Covering the leaves with the black cloth proved to be an effective method to induce senescence, as the chlorophyll content was significantly reduced ( Fig. 1 ). There is evidence that shows chlorophyll content can be used to indicate the initiation of senescence and that the regreening ability of etiolated leaves depends on the duration of the dark phase and the plant species (reviewed by van Doorn 2005 ). In Arabidopsis and wheat, etiolation is irreversible after 2 and 4 d of darkness, respectively ( Wittenbach 1977 , Weaver and Amasino 2001 ). There have been concerns expressed about the validity of the use of dark-induced senescence as a method to mimic the senescence process because, although many of the events that occur in dark-treated leaves are known to mirror those that occurred in developmental senescence, there also many differences shown as differently expressed genes related to hormone signaling, metabolism and mobilization of nitrogen and lipids, and sugar starvation ( Becker and Apel 1993 , Weaver et al. 1998 , Lin and Wu 2004 , Buchanan-Wollaston et al. 2005 ). Although the limitations of the dark-induction approach should be taken into account, it still seems to be the most appropriate approach for studies on foliar senescence–insect interaction.
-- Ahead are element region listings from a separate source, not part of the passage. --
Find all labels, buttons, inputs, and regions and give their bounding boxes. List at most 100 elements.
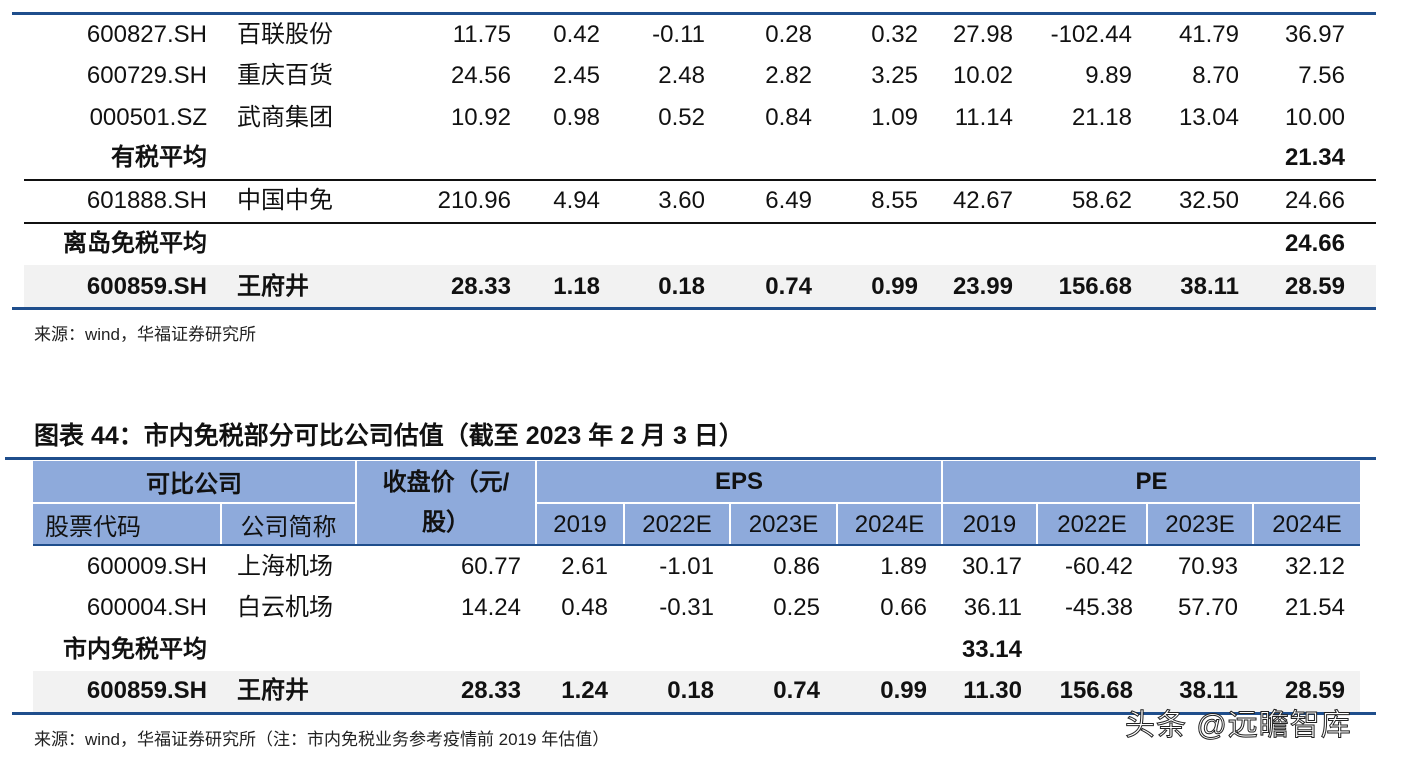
table1-value: 0.42 [553, 21, 600, 48]
table1-value: 32.50 [1178, 187, 1239, 214]
table1-value: 0.98 [553, 104, 600, 131]
table1-value: 156.68 [1058, 273, 1132, 300]
table1-bottom-rule [12, 307, 1376, 310]
table1-value: 6.49 [765, 187, 812, 214]
table1-stock-code: 601888.SH [86, 187, 207, 214]
table1-value: 27.98 [952, 21, 1013, 48]
table1-value: 10.92 [450, 104, 511, 131]
table2-header: 可比公司 股票代码 公司简称 收盘价（元/股） EPS PE 2019 2022E… [33, 461, 1360, 545]
table1-value: 42.67 [952, 187, 1013, 214]
table1-value: 38.11 [1180, 273, 1239, 300]
table2-value: 57.70 [1177, 594, 1238, 621]
table1-value: 23.99 [952, 273, 1013, 300]
table1-value: 11.75 [452, 21, 511, 48]
header-comparable: 可比公司 [33, 461, 357, 502]
table1-divider [24, 222, 1376, 224]
table1-company-name: 中国中免 [237, 187, 333, 214]
table2-top-rule [5, 457, 1376, 460]
table1-source: 来源：wind，华福证券研究所 [34, 325, 256, 344]
header-year: 2024E [838, 502, 943, 545]
table1-value: 0.99 [871, 273, 918, 300]
watermark: 头条 @远瞻智库 [1125, 709, 1352, 743]
table2-value: -45.38 [1064, 594, 1133, 621]
table1-top-rule [12, 12, 1376, 15]
table2-value: 0.18 [667, 677, 714, 704]
table1-value: 28.59 [1284, 273, 1345, 300]
table1-value: 0.28 [765, 21, 812, 48]
table2-value: 32.12 [1284, 553, 1345, 580]
table2-value: 0.48 [561, 594, 608, 621]
table2-value: 156.68 [1059, 677, 1133, 704]
table1-value: 8.55 [871, 187, 918, 214]
table1-value: -0.11 [652, 21, 705, 48]
table1-value: 210.96 [437, 187, 511, 214]
table1-stock-code: 600859.SH [86, 273, 207, 300]
table1-company-name: 百联股份 [237, 21, 333, 48]
table1-highlight-band [24, 265, 1376, 308]
table2-value: 38.11 [1179, 677, 1238, 704]
table2-value: 0.74 [773, 677, 820, 704]
table2-company-name: 王府井 [237, 677, 309, 704]
table2-average-label: 市内免税平均 [63, 636, 207, 663]
table2-company-name: 白云机场 [237, 594, 333, 621]
table1-value: 0.74 [765, 273, 812, 300]
table2-value: 0.66 [880, 594, 927, 621]
table2-stock-code: 600859.SH [86, 677, 207, 704]
table1-value: 24.66 [1284, 230, 1345, 257]
header-pe: PE [1135, 467, 1168, 495]
table2-value: 14.24 [460, 594, 521, 621]
table1-value: 58.62 [1071, 187, 1132, 214]
table1-stock-code: 000501.SZ [89, 104, 207, 131]
table1-value: 3.25 [871, 62, 918, 89]
table2-value: 28.59 [1284, 677, 1345, 704]
table1-value: 2.45 [553, 62, 600, 89]
header-year: 2022E [1038, 502, 1148, 545]
table2-value: 1.89 [880, 553, 927, 580]
table1-value: 21.34 [1284, 144, 1345, 171]
header-year: 2022E [625, 502, 731, 545]
table2-bottom-rule [12, 712, 1376, 715]
table2-value: 21.54 [1284, 594, 1345, 621]
table1-stock-code: 600729.SH [86, 62, 207, 89]
table2-value: 70.93 [1177, 553, 1238, 580]
table2-value: 33.14 [961, 636, 1022, 663]
table1-value: 8.70 [1192, 62, 1239, 89]
table2-value: -60.42 [1064, 553, 1133, 580]
table1-value: 24.56 [450, 62, 511, 89]
table1-value: 0.52 [658, 104, 705, 131]
table1-value: 13.04 [1178, 104, 1239, 131]
table2-source: 来源：wind，华福证券研究所（注：市内免税业务参考疫情前 2019 年估值） [34, 730, 610, 749]
table1-company-name: 重庆百货 [237, 62, 333, 89]
table1-value: 1.09 [871, 104, 918, 131]
table2-value: 1.24 [561, 677, 608, 704]
table1-average-label: 离岛免税平均 [63, 230, 207, 257]
table2-value: -1.01 [659, 553, 714, 580]
header-year: 2019 [537, 502, 625, 545]
table1-company-name: 武商集团 [237, 104, 333, 131]
table1-value: 24.66 [1284, 187, 1345, 214]
table1-company-name: 王府井 [237, 273, 309, 300]
table1-value: 1.18 [553, 273, 600, 300]
table2-header-rule [33, 544, 1360, 546]
table1-value: 36.97 [1284, 21, 1345, 48]
table2-value: 60.77 [460, 553, 521, 580]
table1-value: 10.00 [1284, 104, 1345, 131]
table2-value: -0.31 [659, 594, 714, 621]
header-name: 公司简称 [222, 502, 357, 545]
table1-value: 2.82 [765, 62, 812, 89]
table2-title: 图表 44：市内免税部分可比公司估值（截至 2023 年 2 月 3 日） [34, 422, 744, 450]
header-code: 股票代码 [33, 502, 222, 545]
header-year: 2023E [1148, 502, 1254, 545]
header-eps: EPS [537, 461, 943, 502]
table2-value: 2.61 [561, 553, 608, 580]
header-year: 2024E [1254, 502, 1360, 545]
table1-value: 4.94 [553, 187, 600, 214]
table1-value: 2.48 [658, 62, 705, 89]
header-year: 2019 [943, 502, 1038, 545]
table1-value: 0.84 [765, 104, 812, 131]
table1-average-label: 有税平均 [111, 144, 207, 171]
table2-highlight-band [33, 671, 1360, 713]
table1-value: 21.18 [1071, 104, 1132, 131]
table1-value: 7.56 [1298, 62, 1345, 89]
table1-value: 28.33 [450, 273, 511, 300]
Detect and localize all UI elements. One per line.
In summary, the findings reported here support the hypothesis that plant acceptance by aphids may be improved by foliar senescence and aphids may induce senescence for their own benefit by preparing the tissues for feeding activity, promoting an increase in the nutritional quality of the phloem sap, and coping with phloem resistance factors ( Zhu-Salzman et al. 2004 ; Alvarez 2007 ; Alvarez et al.2013 ). Despite this evidence, it is not clear what mechanism the aphids utilize to induce senescence, although senescence-related genes are upregulated during M. persicae attack on Solanum plants ( Alvarez et al. 2013 ).